Juan Catalá se fue al Erosky y descubrió que el estante estaba lleno de cápsulas de café de Colombia, de Kenia, de Etiopía, de Brasil, de Jamaica y de Guatemala. Atribulado, Juan Catalá se puso a buscar como un loco un café catalán. No lo encontró. Indignado, preguntó por el encargado de la tienda.
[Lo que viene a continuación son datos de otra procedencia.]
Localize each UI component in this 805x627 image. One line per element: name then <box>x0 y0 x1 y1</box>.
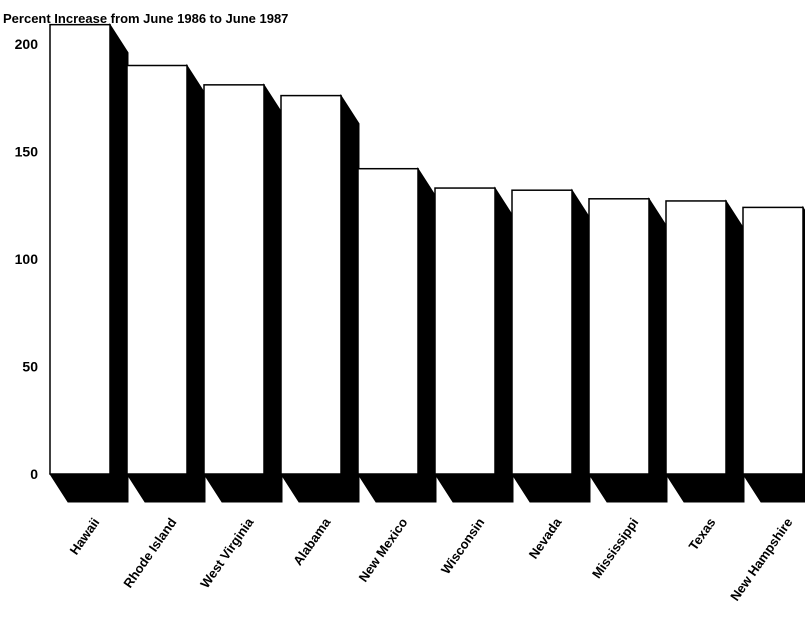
x-tick-label: New Hampshire <box>727 515 795 604</box>
x-tick-label: Rhode Island <box>120 515 179 591</box>
x-tick-label: New Mexico <box>355 515 410 585</box>
x-tick-label: Wisconsin <box>438 515 488 577</box>
bar-group <box>588 197 668 503</box>
bar <box>357 167 419 475</box>
bar <box>511 189 573 475</box>
y-tick-label: 150 <box>15 144 39 160</box>
x-tick-label: Texas <box>686 515 719 553</box>
x-tick-label: Mississippi <box>589 515 641 581</box>
bar <box>126 64 188 475</box>
bar-group <box>665 199 745 503</box>
bar <box>203 84 265 475</box>
bar <box>742 206 804 475</box>
chart-title: Percent Increase from June 1986 to June … <box>3 11 288 26</box>
y-tick-label: 0 <box>30 466 38 482</box>
bar-group <box>49 22 129 503</box>
bar-group <box>126 63 206 503</box>
bars <box>49 22 805 503</box>
y-tick-label: 50 <box>22 359 38 375</box>
y-tick-label: 200 <box>15 36 39 52</box>
bar <box>588 198 650 475</box>
y-axis: 0 50 100 150 200 <box>15 36 39 482</box>
bar-group <box>742 205 805 503</box>
bar-group <box>511 188 591 503</box>
x-tick-label: Alabama <box>290 514 334 568</box>
bar <box>434 187 496 475</box>
x-tick-label: West Virginia <box>197 514 257 590</box>
bar-group <box>280 93 360 503</box>
bar <box>665 200 727 475</box>
bar-group <box>434 186 514 503</box>
y-tick-label: 100 <box>15 251 39 267</box>
x-tick-label: Hawaii <box>67 515 103 557</box>
x-axis: Hawaii Rhode Island West Virginia Alabama Ne… <box>67 514 796 603</box>
bar-group <box>357 166 437 503</box>
bar-group <box>203 83 283 503</box>
x-tick-label: Nevada <box>526 514 565 561</box>
bar <box>280 94 342 475</box>
bar <box>49 23 111 475</box>
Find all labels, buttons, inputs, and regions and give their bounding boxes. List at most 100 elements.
Para su desespero, el encargado resultó ser una encargada que se llama Wendy y tenía todo el aspecto de una señora mestiza, posiblemente suramericana.

-¡La Malinche! -vociferaba más tarde Juan Catalá, en la reunión de la Asamblea Nacional- ¡Tuve que hablar con la Malinche!

Por la noche bien entrada ya, Juan dio con la web de un productor de café nostrat, del Ampurdán, que aseguraba cultivar la variedad robusta del café Ulldepoll, famoso por haber sido el café preferido de Francesc Macià y de los hermanos Badía. Se cuenta que Daniel Cardona tomó una vez el café Ulldepoll y exclamó: "Collons, això sí que és cafè!". Entusiasmado esta vez, por fin, Juan Catalá hizo un pedido majestuoso con su tarjeta del Banco ING, dispuesto a tener buenas reservas de café catalán. Dispendió 87 euros con orgullo. Soslayó que la web del cafetero ampurdanés se ofreciera en catalán, castellano e inglés, ya que Juan era profundamente contrario al trilingüismo.

Una vez hecho el pedido, Juan esperó con ilusión los tres días que tardaría en llegarle el paquete. Al quinto día se mosqueó un poco. Al séptimo, montó en cólera y se fue a Colera, el municipio del Alto Ampurdán donde se cultiva el café Ulldepoll. Allí nadie sabía nada de ningún cafetal, de ninguna empresa cafetera ni de ningún Ulldepoll. En el bar, en donde paró a preguntar e hizo algo de gasto para compensar, le sirvieron café italiano.

-¡Nos han engañado! -vociferó en la siguiente reunión de la Asamblea Nacional- Es un desastre, una catástrofe... Seguro que esta empresa es un agente de las cloacas del estado español (lo dijo así, con minúsculas).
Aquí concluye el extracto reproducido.